Holding Forth

Published on December 8th, 2015 | by Richard Black


A Plea for a New Holiday and 10 Traditions for a Happy HallowThanksChristmasKwanzaaCha


Happy HallowThanksChristmasKwanzaaCha!!! from the most irrepressibly white family on the face of the earth.

Many people enjoy the Holidays and I’m, unfortunately, associated with quite a few of them. Many others however choose to take their lives during this time and it’s on their behalf that I make a plea for a new holiday. This most cherished of times will consolidate the horror and guilt and gluttony of Halloween, Thanksgiving, Chanukah, Christmas and Kwanzaa into one unendurable, but relatively brief, three day weekend.

I’m joking of course I’m making a plea to compress this unholy time of year into the span of a weekend for the sake of my sanity, my marriage and my child. In an effort to be sensitive I’ve compiled a list of ten traditions that incorporate the beliefs of all faiths during this most trying of seasons as well as a few customs from my own family for good measure. Without further ado let’s take a look at this new, kinder, gentler and more compact holiday:

1. The Official Name of this new holiday will be HallowThanksChristmasKwanzaaCha but for brevity’s sake can be referred to as HTCKC (pronounced hitcock or hitcooch depending upon one’s sex).

2. The Official Dates will take place between October 29th, 30th and the 31st to commemorate the true spirit of the holiday. This will also shove back the shopping season into a more temperate time of year around August.

3. The Official Saying will be “Misery Loves Company”.

4. The Official Drink will be Red Bull and Rumple Minze seasoned with the tears of a five year old who has just been told that the puppy she was going to get has just been hit by a car. Everyone will be required to drink at least six every evening.


Nothing says Happy HallowThanksChristmasKwanzaaCha or regret like six shots of Rumplemintz taken in rapid succession.

5. The Official Symbol will be a candelabra with three stems in recognition of the abbreviated event to be called a KinOrah in deference to its Jewish and African origins. The KinOrah, typically placed on the top of a Douglas Fir in deference to the outdated concept of Christmas will have three candles, the first of which will be black, the second of which will be white and the final that will consist of a color no one can quite determine but is generally agreed upon to look “Jewish”.

6. The Official Ceremony will be the lighting of the KinOrah that takes place at three in the morning to ensure that everyone is in the true spirit of the holiday. The first candle will be lit on the first day in recognition of white guilt. On the second day the second candle will also be lit in recognition of white guilt. The third and final candle will remain unlit.

7. The Official Mascot will be an anthropomorphized reindeer wearing a red yamaka with green silk tassel and a little cotton ball affixed to the end. His name is Uncle Chet! Instead of sliding down a chimney and leaving children with gifts he breaks in through a window and sniffs the bad children’s underwear. Everyone, according to Uncle Chet, is a bad child.

8. The Traditional Meal served on the last day after a 72 hour fast, will consist of a reindeer stuffed with a Turducken which, in turn will be stuffed with Almond Joys and Mounds candy bars. Appropriate side dishes for this brief season are lumpy mashed potatoes, undercooked oyster stuffing, lima beans and anything in aspic. All sides are to be overcooked by at least 20 minutes and presented in Jell-O mold form.

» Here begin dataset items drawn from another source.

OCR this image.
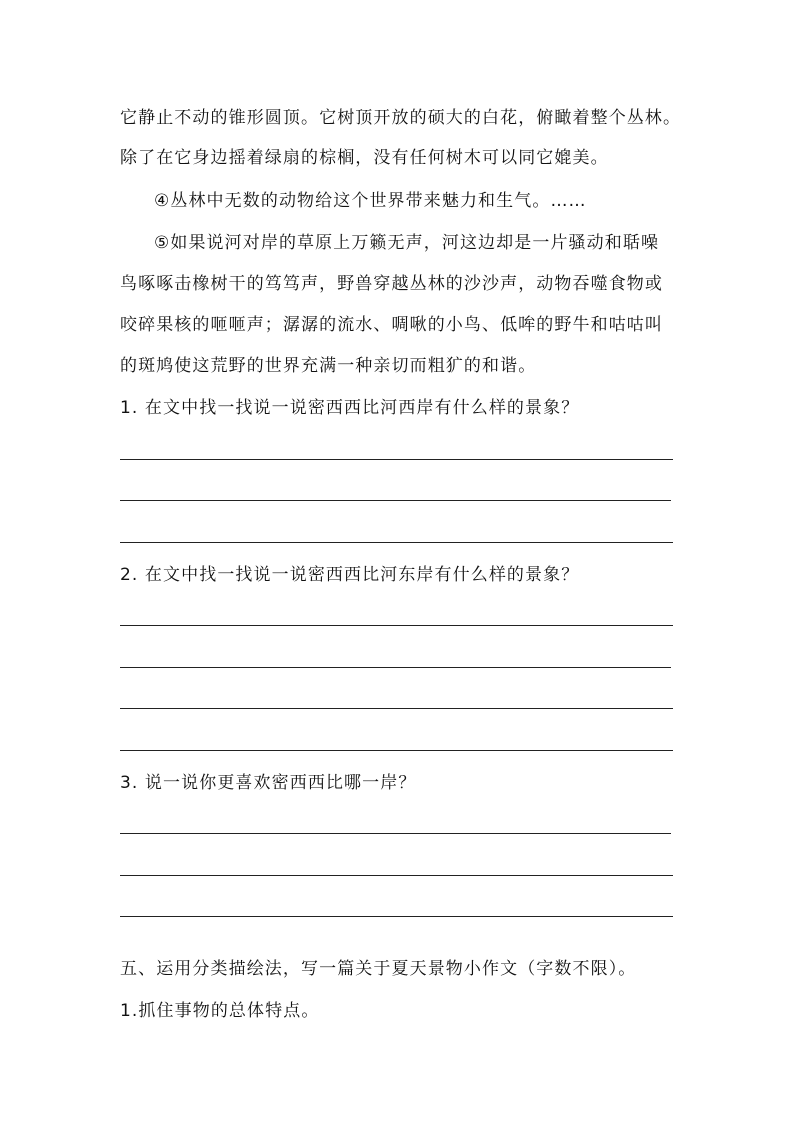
它静止不动的锥形圆顶。它树顶开放的硕大的白花，俯瞰着整个丛林。
除了在它身边摇着绿扇的棕榈，没有任何树木可以同它媲美。
④丛林中无数的动物给这个世界带来魅力和生气。……
⑤如果说河对岸的草原上万籁无声，河这边却是一片骚动和聒噪
鸟啄啄击橡树干的笃笃声，野兽穿越丛林的沙沙声，动物吞噬食物或
咬碎果核的咂咂声；潺潺的流水、啁啾的小鸟、低哞的野牛和咕咕叫
的斑鸠使这荒野的世界充满一种亲切而粗犷的和谐。
1. 在文中找一找说一说密西西比河西岸有什么样的景象？
2. 在文中找一找说一说密西西比河东岸有什么样的景象？
3. 说一说你更喜欢密西西比哪一岸？
五、运用分类描绘法，写一篇关于夏天景物小作文（字数不限）。
1.抓住事物的总体特点。
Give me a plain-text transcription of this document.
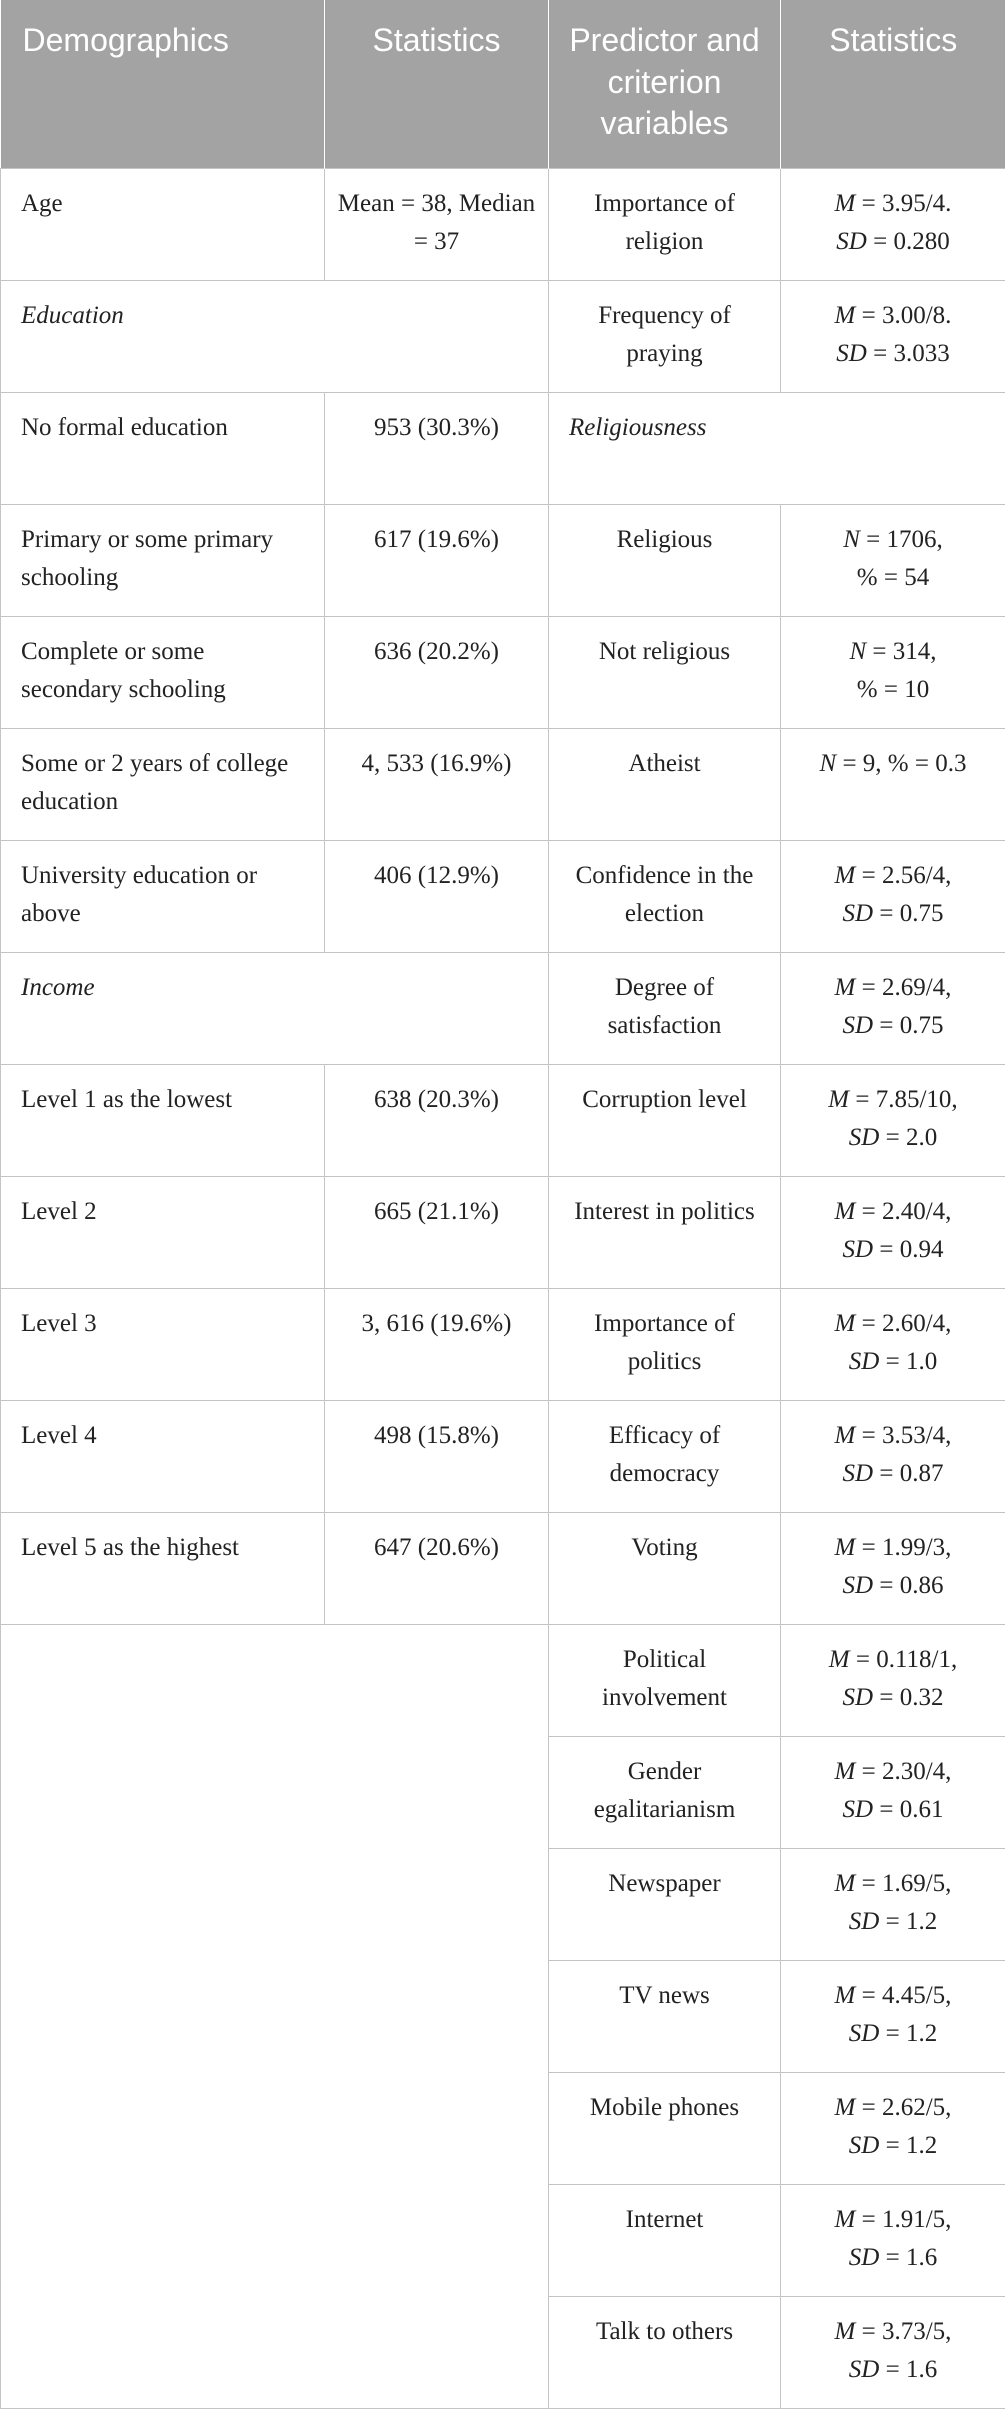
Demographics	Statistics	Predictor and criterion variables	Statistics
Age	Mean = 38, Median = 37	Importance of religion	M = 3.95/4.
SD = 0.280
Education		Frequency of praying	M = 3.00/8.
SD = 3.033
No formal education	953 (30.3%)	Religiousness	
Primary or some primary schooling	617 (19.6%)	Religious	N = 1706,
% = 54
Complete or some secondary schooling	636 (20.2%)	Not religious	N = 314,
% = 10
Some or 2 years of college education	4, 533 (16.9%)	Atheist	N = 9, % = 0.3
University education or above	406 (12.9%)	Confidence in the election	M = 2.56/4,
SD = 0.75
Income		Degree of satisfaction	M = 2.69/4,
SD = 0.75
Level 1 as the lowest	638 (20.3%)	Corruption level	M = 7.85/10,
SD = 2.0
Level 2	665 (21.1%)	Interest in politics	M = 2.40/4,
SD = 0.94
Level 3	3, 616 (19.6%)	Importance of politics	M = 2.60/4,
SD = 1.0
Level 4	498 (15.8%)	Efficacy of democracy	M = 3.53/4,
SD = 0.87
Level 5 as the highest	647 (20.6%)	Voting	M = 1.99/3,
SD = 0.86
		Political involvement	M = 0.118/1,
SD = 0.32
		Gender egalitarianism	M = 2.30/4,
SD = 0.61
		Newspaper	M = 1.69/5,
SD = 1.2
		TV news	M = 4.45/5,
SD = 1.2
		Mobile phones	M = 2.62/5,
SD = 1.2
		Internet	M = 1.91/5,
SD = 1.6
		Talk to others	M = 3.73/5,
SD = 1.6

9. The Traditional Song will be “It’s Raining Men” played at 100 decibels in deference to Gay Christmas or the holiday that was previously known as Halloween. Other appropriate songs for the event are “True Colors”, the entire Indigo Girls collection and the venerable favorite “Y.M.C.A” sung by a transgendered Liberace impersonator.

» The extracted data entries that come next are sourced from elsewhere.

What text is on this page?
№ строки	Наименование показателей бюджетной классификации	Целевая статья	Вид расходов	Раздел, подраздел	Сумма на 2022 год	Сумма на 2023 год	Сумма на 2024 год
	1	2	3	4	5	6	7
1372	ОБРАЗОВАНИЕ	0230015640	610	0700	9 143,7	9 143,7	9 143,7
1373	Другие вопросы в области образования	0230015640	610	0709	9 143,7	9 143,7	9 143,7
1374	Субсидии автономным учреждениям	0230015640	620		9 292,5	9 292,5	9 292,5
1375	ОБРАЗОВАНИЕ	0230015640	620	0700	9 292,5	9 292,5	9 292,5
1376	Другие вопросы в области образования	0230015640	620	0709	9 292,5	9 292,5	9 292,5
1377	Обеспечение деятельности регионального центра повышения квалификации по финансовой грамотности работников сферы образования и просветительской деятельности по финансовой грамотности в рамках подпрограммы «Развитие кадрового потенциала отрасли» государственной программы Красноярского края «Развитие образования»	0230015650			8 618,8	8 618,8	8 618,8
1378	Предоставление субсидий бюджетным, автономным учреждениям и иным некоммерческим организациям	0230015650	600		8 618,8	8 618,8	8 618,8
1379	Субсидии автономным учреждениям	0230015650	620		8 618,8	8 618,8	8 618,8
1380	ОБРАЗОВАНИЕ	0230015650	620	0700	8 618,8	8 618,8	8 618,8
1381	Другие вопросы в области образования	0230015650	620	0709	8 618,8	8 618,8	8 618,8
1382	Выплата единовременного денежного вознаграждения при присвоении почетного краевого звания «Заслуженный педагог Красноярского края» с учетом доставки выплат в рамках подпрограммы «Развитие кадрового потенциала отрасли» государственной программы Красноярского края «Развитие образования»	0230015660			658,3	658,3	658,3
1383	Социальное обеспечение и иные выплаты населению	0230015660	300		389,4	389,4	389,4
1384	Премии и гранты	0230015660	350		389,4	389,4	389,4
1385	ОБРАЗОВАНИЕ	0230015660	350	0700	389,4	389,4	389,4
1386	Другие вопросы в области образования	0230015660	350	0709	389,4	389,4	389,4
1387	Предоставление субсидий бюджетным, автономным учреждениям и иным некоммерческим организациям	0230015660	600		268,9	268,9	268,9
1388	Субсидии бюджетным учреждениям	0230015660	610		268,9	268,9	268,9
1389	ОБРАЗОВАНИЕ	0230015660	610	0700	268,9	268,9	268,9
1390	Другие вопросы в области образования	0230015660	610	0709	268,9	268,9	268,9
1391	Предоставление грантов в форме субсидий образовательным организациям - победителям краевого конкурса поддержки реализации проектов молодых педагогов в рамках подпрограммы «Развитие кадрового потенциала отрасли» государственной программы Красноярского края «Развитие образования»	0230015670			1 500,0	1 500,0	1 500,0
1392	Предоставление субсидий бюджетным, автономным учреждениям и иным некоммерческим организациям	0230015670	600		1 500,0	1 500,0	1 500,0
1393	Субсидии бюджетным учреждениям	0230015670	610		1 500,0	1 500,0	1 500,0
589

I hope you’re watching Uncle Chet children because Chet’s watching you!!!

10. The Official Sport of this day of days will be curling because curling is boring and during this time of year we should really be focusing on our families, discussing our feelings and bringing old grudges to light.

The rest of the particulars should be left up to people with the authority and know how, the chutzpa to get things of this magnitude done and the unbiased political savvy to make it happen. I’m spitballing here and I’ve just downed a couple Quaaludes so my judgment might not be up to my usual standards but I’m thinking Congress should play an integral part in the decision. They’ve always seemed like a capable bunch who are dedicated to the public good. Whomever takes part I’m sure they can get things taken care of in short order so we can get over this most upsetting of times and move on with our lives.